This book is all about secrets. It follows a group of family at friends, who at first seem a close-knit group; privileged and lucky, but scratch the surface and there’s a world of tension, lies and deceit bubbling away underneath.
The story centres around one bank holiday weekend back in 2004, when the group go away to a holiday home on the coast to celebrate property millionare Sean Jackson’s 50th birthday. During the course of that fateful weekend, Sean’s marriage to his second wife Claire breaks down and one of their twin daughters, Coco, goes missing.

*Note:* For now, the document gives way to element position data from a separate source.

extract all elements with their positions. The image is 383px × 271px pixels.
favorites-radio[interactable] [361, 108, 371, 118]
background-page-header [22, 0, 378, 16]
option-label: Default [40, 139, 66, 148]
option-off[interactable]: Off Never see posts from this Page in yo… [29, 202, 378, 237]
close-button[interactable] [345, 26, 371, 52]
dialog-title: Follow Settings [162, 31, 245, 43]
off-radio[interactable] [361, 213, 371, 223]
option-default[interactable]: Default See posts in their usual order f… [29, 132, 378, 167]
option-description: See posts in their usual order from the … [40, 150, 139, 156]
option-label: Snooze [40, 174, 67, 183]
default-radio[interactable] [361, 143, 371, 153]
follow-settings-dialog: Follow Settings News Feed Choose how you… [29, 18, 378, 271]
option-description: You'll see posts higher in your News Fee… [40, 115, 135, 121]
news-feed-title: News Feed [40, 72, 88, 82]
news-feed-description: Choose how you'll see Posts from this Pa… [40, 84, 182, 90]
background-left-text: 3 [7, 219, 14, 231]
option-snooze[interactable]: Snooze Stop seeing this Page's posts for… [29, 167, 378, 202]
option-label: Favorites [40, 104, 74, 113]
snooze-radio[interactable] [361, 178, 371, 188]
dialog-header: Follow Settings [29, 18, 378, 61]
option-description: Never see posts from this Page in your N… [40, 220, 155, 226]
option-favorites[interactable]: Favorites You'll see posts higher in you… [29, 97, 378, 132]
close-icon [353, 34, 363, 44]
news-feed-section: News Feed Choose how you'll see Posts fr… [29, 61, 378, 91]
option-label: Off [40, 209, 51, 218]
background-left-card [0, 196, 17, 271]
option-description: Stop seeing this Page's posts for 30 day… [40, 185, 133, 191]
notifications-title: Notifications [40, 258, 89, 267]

Fast-forward to present day, we follow a first-person narrative from Mila, one of Sean’s daughters from his first marriage. Despite having been all but estranged from her father most of her adult life, she finds herself surprisingly moved to learn that Sean has suddenly died, and travels to attend the funeral along with the remaining twin, Ruby.
Through the dual timeline, Marwood delicately allows the events of past and present to come together and unfold, providing a complex character study, twisted family drama and a cracking mystery all in one. She keeps the reader on tenterhooks throughout the novel, with no idea who to trust, and the dark events surrounding Coco’s mysterious disappearance aren’t fully revealed until the very last few pages.
There’s some big, bold characters in this novel, most of them completely unlikeable. Sean Jackson himself is present for less than half of the novel, but the larger-than-life property tycoon’s actions resonate long after his death. With an over-indulgent attitude to sex, drugs and alcohol, a string of wives who seem to get younger as he gets older and a personality which is charismatic yet narcissistic in equal measure, he’s a character who you won’t forget in a hurry. And he’s just the start. Marwood has created a complex web of family secrets; a medley of bitter, vindictive personalities vying against each other to get what they want.
Near the beginning of the novel it does feel like there’s a lot of characters being introduced and it can be difficult to keep up with the unconventional family ties – but I’d advise any reader to pay close attention to even the minor characters, as they may turn out to play a bigger part in proceedings than you’d think.
The Darkest Secret really lives up to its name – it’s dark, and packed with secrets and lies. It was great way to start my New Year’s crime reading – highly recommended.